Retinoblastoma Presenting in a Child with Hypomelanosis of Ito
Tarek El-Sawy*, 1, §, Lingmin He 2, Michael F Chiang 1, †, Kwame Anyane-Yeboa 3, Kimberly D Morel 3, 4, Robert Folberg 5, Brian P Marr 6, David Abramson 6
Identifiers and Pagination:Year: 2011
First Page: 55
Last Page: 58
Publisher ID: TOOPHTJ-5-55
Article History:Received Date: 24/5/2011
Revision Received Date: 3/9/2011
Acceptance Date: 3/9/2011
Electronic publication date: 19/12/2011
Collection year: 2011
open-access license: This is an open access article licensed under the terms of the Creative Commons Attribution Non-Commercial License (http: //creativecommons.org/licenses/by-nc/3.0/) which permits unrestricted, non-commercial use, distribution and reproduction in any medium, provided the work is properly cited.

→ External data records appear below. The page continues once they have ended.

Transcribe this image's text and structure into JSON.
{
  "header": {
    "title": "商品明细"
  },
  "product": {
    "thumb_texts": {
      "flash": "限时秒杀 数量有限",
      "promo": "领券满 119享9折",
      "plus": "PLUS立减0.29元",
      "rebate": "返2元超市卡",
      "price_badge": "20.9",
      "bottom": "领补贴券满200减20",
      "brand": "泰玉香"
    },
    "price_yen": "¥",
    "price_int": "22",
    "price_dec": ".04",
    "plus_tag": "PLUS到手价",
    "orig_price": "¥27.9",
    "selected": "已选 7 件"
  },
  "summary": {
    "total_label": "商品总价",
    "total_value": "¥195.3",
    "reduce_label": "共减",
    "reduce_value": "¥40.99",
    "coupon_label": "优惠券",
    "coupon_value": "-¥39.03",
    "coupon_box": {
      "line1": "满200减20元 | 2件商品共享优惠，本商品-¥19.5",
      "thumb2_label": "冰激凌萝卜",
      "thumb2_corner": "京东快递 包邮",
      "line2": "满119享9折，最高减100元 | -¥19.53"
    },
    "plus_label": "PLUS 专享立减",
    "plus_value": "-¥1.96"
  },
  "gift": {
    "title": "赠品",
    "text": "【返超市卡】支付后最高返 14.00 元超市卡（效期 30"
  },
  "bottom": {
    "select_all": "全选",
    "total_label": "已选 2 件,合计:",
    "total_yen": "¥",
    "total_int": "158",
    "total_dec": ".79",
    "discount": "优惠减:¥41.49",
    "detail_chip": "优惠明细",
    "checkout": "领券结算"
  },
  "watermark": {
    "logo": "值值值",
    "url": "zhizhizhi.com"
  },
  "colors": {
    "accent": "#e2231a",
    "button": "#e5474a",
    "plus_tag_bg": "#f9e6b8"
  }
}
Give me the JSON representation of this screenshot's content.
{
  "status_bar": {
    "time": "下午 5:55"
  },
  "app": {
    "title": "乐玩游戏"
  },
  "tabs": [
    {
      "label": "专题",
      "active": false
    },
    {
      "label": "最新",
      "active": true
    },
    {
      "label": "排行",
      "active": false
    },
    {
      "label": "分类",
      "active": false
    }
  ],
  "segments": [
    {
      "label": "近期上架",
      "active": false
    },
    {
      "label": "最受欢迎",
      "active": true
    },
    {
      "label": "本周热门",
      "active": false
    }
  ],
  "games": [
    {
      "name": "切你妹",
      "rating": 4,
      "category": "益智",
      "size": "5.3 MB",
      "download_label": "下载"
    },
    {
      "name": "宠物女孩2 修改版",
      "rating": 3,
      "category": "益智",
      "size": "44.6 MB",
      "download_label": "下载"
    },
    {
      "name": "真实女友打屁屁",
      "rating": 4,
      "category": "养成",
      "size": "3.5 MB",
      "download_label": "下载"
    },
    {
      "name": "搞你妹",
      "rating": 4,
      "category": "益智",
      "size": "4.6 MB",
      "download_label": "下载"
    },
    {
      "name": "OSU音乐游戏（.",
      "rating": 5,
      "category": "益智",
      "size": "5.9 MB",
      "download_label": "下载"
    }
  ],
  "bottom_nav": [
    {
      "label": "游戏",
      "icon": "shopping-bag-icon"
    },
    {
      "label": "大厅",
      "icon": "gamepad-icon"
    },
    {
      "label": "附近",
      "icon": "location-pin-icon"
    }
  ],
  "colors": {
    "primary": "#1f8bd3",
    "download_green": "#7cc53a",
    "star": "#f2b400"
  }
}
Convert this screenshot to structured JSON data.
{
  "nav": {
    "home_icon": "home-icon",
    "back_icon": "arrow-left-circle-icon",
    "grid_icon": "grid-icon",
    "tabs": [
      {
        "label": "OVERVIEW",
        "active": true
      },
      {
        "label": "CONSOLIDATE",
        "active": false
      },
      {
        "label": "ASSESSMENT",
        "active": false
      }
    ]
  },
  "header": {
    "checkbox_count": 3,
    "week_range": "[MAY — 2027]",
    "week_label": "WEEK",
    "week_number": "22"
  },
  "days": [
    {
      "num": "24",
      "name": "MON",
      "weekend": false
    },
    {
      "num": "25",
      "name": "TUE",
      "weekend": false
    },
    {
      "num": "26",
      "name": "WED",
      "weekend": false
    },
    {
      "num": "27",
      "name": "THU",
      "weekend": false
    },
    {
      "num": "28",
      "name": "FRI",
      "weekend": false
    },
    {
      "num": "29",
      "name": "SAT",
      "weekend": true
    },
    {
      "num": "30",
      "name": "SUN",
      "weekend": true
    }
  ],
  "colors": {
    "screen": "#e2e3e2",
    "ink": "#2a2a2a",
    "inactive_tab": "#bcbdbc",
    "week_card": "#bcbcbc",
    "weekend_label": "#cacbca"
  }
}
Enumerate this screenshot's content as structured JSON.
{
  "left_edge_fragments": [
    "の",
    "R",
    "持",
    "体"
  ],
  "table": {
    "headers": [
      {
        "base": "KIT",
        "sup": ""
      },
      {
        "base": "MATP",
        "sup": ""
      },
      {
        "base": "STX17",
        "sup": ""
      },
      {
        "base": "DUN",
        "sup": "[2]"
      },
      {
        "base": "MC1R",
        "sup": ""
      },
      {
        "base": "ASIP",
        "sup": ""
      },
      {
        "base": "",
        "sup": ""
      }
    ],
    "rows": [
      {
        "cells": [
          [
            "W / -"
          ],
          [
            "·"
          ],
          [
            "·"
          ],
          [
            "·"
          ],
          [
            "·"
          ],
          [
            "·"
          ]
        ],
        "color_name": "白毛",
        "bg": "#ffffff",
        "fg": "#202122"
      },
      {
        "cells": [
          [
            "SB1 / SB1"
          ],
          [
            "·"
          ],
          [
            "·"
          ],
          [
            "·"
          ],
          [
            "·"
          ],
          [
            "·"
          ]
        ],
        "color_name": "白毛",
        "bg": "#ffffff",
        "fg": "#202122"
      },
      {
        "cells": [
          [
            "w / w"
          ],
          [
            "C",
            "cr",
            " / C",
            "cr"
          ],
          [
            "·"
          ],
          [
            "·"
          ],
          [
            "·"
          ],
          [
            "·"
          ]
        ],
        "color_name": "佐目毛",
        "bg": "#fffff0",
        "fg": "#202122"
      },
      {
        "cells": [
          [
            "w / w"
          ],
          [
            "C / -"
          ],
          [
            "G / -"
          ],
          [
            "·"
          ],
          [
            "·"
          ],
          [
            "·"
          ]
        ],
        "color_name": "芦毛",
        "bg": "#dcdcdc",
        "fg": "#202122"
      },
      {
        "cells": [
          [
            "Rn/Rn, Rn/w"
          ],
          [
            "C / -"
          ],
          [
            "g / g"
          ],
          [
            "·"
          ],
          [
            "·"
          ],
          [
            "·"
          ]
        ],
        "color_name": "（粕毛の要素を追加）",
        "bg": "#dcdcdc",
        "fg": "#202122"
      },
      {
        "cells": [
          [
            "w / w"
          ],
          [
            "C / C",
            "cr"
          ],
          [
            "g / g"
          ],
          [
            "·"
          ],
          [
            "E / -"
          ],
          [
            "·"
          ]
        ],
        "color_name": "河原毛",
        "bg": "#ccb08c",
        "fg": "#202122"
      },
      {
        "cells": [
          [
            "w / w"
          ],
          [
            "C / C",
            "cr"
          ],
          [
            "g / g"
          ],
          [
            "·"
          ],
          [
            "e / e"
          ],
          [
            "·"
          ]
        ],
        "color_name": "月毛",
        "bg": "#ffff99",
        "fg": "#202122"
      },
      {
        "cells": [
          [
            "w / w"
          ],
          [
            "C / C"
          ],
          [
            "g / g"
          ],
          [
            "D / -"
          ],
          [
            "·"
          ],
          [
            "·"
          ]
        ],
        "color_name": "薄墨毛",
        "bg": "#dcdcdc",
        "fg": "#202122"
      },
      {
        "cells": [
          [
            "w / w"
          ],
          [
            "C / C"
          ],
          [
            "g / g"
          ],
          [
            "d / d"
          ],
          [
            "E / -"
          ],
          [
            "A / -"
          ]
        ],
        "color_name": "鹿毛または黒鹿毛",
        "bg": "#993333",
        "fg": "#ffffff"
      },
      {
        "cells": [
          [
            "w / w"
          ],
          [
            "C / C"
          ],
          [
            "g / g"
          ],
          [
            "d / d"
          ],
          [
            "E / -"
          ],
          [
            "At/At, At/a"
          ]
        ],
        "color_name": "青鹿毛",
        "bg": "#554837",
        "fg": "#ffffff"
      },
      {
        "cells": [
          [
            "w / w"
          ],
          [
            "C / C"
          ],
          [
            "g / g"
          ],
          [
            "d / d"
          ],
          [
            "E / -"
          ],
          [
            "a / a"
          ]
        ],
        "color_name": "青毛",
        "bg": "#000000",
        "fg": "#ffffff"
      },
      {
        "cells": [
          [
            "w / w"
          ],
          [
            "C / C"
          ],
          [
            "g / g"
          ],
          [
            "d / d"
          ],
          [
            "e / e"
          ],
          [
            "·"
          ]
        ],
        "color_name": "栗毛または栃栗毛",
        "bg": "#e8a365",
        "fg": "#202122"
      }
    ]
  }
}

To describe a case of a child with a known history of pigmentary mosaicism suggestive of Hypomelanosis of Ito presenting with unilateral leukocoria, who was ultimately diagnosed with retinoblastoma.
A report of a 16-month-old girl with pigmentary mosaicism and unilateral retinoblastoma.
A previously healthy 16-month-old girl with a diagnosis of a mosaic hypopigmentation at the age of 6 months based on a linear and whorled pattern of skin hypopigmentation along the lines of Blaschko, presented with unilateral strabismus, leukocoria, retinal detachment, and sub-retinal exudation. Hypomelanosis of Ito and other similar neurocutaneous syndromes are known to be associated with abnormal retinal pigmentation, vascular abnormalities, and retinal detachment. Examination included a fluorescein angiogram, ultrasonography, and an MRI of the brain and orbits that demonstrated features consistent with retinoblastoma.
Given these findings and a flat electroretinogram, the eye was enucleated with final pathologic confirmation of retinoblastoma.
Previously unreported presentation of unilateral retinoblastoma in a child with pigmentary mosaicism.